SATURDAY, Sept. 8, 2018 (HealthDay News) — With the U.S. Open championship set to conclude Sunday in New York City, a new study shows that male and female professional tennis players have the same rate of age-related declines in physical ability.
This was a surprising finding because men and women have different patterns of aging, according to the researchers at the University of Exeter in England.
The researchers’ analysis of data on first-serve speed and accuracy among 100 of the world’s top male and female players revealed peaks in power (about age 26) and accuracy (about age 28), followed by declines in both.
“We know men and women age differently, and wanted to test when these differences start to emerge,” researcher Ruth Archer said in a university news release.
“We know, for example, that women live longer than men, but have poorer health later in life. And studies in other sports have suggested women’s performances begin to decline earlier than men,” she added.
“However, we found remarkably similar patterns of performance decay in male and female tennis players,” Archer said.

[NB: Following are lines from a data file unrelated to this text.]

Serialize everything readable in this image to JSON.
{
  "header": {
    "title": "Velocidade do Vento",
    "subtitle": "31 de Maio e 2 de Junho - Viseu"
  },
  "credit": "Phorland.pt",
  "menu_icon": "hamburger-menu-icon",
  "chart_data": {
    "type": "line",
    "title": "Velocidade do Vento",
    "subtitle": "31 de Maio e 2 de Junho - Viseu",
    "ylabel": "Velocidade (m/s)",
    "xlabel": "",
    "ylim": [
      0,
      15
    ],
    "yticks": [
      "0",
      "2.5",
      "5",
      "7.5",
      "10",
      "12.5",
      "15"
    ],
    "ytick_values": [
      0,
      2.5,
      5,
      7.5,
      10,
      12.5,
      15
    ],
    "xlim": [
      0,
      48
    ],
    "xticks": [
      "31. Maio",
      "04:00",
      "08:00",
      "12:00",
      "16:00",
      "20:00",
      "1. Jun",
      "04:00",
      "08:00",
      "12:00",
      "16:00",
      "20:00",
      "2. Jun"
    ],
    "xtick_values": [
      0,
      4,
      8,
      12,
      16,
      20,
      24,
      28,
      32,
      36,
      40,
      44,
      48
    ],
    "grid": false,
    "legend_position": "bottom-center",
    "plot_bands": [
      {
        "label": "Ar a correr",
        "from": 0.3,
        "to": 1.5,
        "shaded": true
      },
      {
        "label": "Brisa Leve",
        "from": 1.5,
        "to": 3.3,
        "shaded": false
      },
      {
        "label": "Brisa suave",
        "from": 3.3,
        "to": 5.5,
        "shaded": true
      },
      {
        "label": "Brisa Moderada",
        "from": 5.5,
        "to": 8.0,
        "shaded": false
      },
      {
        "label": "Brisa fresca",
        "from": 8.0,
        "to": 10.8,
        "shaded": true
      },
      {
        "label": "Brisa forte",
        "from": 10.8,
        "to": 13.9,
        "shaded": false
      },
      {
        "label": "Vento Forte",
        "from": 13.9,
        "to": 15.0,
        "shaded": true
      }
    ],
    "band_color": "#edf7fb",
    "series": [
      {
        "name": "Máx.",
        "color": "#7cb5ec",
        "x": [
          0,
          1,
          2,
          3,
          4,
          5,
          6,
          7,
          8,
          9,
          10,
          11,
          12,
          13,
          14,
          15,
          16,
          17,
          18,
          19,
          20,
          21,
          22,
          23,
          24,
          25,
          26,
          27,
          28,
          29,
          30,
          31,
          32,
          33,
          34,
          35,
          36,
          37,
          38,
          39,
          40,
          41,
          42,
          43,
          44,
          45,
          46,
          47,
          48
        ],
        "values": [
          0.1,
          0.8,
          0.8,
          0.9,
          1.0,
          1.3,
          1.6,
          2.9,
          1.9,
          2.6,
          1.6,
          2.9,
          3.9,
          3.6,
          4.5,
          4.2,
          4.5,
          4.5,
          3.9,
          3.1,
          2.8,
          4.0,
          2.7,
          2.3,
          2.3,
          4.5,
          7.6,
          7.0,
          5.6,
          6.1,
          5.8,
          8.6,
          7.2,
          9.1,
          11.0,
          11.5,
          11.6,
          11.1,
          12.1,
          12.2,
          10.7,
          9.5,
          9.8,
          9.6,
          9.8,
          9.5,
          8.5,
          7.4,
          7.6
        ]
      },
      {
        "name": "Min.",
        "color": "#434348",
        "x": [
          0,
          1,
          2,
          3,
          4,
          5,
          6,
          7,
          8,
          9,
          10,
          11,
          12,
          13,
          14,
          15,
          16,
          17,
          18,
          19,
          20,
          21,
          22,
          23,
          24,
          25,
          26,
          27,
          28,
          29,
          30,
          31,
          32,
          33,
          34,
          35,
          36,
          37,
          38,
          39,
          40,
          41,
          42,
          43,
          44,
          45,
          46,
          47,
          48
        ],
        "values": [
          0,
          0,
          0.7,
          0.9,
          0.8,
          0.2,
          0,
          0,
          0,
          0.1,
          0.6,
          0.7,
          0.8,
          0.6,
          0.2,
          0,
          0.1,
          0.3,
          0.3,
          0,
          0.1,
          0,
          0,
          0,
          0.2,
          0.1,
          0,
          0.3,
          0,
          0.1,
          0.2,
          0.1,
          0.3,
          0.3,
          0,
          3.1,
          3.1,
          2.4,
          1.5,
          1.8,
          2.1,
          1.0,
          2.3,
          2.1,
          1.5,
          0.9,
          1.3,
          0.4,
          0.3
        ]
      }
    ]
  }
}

“One possible explanation for this is that we studied a dataset of ‘outliers’ — people at the upper extreme of human capabilities,” she said. “Alternatively, selection may not lead to the evolution of differences at this age as they do later in life.”
The researchers also found that men serve faster, but less accurately, than women. In both sexes, accuracy tended to increase as power declined, according to the study published recently in the journal Behavioral Ecology.